Comecemos pelo início, para quem não segue o programa, que para já ainda não é transmitido em Portugal e só está disponível online. A tal primeira audição de Kodi Lee nesta 14ª. temporada do AGT, há três meses. O rapaz entrou no palco muito hesitante, segurando o bastão que acompanha os cegos, e acompanhado pela mãe, Tina. Nos bastidores, ao lado do apresentador, Terry Crews, ficavam o pai e os irmãos, muito nervosos. Kodi posicionou-se no X central do palco e foi entrevistado pela atriz Gabrielle Union, um dos quatro membros do júri, ao lado da dançarina Julianne Hough, outra das novidades deste ano, e dos já veteranos Howie Mandell e Simon Cowell (o criador do formato).

Percebeu-se que era a mãe que lhe sussurrava as palavras. Ele conseguiu responder de uma forma estranha a perguntas sobre como se chamava, quantos anos tinha — e disse que ia cantar e tocar piano. Com as dificuldades da voz e o corpo a fazer os movimentos característicos dos autistas, as câmaras mostraram desconfiança no rosto dos jurados e perplexidade no público. A mãe explicou então  que a música foi a salvação do filho, a única forma pela qual se conseguia expressar, que o deixava sempre de olhos arregalados, e que o apoiou a tocar e a cantar a partir daí.

Rapidamente se encontraram vídeos de Kodi a tocar em bares e com amigos, com a sua ‘espécie’ de banda, mas o melhor estava para chegar.

Na audição do programa onde se revelaria ao mundo, Kodi seguiu, depois, para o piano, sempre ajudado pela mãe, que o ia confortando com frases ao ouvido e lhe dizia para ignorar as câmaras e as pessoas. Simon Cowell revelou, agora, que essa audição demorou quase duas horas — quando não costumam levar mais de 15 minutos — e que ele chegou a pensar pedir para voltarem no fim.

Mas de repente, perante a expectativa de todos, Kodi começou a tocar como se não tivesse qualquer incapacidade física. E começou a cantar como se não tivesse nenhum problema de desenvolvimento como é o autismo.

Aliás, muitos fecharam os olhos só para o ouvir como um simples (e grande) artista. Logo às primeiras notas e às primeiras palavras de “A Song for You”, de Donny Hathaway, viu-se Simon Cowell de boca aberta. Depois, com Kodi a dizer os versos sem qualquer dificuldade nas palavras e atingir as notas mais altas e os falsetes de forma incrível, houve lágrimas e aplausos.

No fim, Gabrielle deu-lhe o botão dourado que permite passar diretamente aos ‘live shows’ sem enfrentar as outras eliminatórias. O vídeo (ou vídeos) da prova tem milhões e milhões de visualizações. Nascia uma estrela.
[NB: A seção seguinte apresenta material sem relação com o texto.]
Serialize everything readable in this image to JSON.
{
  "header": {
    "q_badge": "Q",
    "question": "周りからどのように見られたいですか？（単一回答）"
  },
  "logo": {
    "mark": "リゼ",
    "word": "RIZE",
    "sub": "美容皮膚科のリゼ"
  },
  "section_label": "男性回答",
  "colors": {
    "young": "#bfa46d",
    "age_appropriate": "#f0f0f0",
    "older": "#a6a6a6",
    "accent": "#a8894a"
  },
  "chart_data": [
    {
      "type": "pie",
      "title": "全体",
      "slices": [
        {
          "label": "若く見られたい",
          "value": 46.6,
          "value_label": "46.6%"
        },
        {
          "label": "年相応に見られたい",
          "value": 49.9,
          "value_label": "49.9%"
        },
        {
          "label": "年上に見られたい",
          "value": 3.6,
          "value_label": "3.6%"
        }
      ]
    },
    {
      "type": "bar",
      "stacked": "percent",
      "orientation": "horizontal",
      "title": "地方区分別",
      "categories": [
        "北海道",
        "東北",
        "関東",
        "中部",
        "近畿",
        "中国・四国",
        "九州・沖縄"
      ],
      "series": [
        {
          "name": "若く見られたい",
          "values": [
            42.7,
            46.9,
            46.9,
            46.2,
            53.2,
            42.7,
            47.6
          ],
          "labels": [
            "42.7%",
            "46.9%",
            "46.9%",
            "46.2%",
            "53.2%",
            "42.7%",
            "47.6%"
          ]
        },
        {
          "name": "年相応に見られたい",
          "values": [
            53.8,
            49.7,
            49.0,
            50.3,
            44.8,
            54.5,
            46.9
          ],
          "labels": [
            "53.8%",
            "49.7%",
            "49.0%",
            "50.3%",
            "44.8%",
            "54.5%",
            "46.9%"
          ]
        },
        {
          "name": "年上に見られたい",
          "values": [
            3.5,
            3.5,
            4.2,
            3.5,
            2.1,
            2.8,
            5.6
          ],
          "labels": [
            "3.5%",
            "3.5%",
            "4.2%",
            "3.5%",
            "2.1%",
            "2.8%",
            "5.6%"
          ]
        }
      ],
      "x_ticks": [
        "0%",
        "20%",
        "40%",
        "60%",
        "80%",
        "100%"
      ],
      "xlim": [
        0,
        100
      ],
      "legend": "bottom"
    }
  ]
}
A partir daí, Kodi, o rapaz do Utah, nunca mais parou. As suas atuações, uma a uma, revelaram-se sucessos atrás de sucessos.

Voltou com “Bridge Over Troubled Water”, de Simon & Garfunkel, e tocou depois, de forma muito emocional , “We Are The Reason”, de Calum Scott, nas meias-finais, sendo ovacionado de pé. Chegou assim, sem surpresas, à final.

Interpretou “Lost Without You”, de Freya Ridings, e novamente “You Are The Reason”, de Calum Scott, num dueto com Leona Lewis. A partir daí, poucos já duvidavam do seu triunfo.

Não é possível dizer o quanto Kodi soube ou saberá valorizar a vitória, mas a sua felicidade era evidente enquanto saltava no palco.

E de repente, mais que um novo talento, a América tinha dado ao mundo um grande exemplo.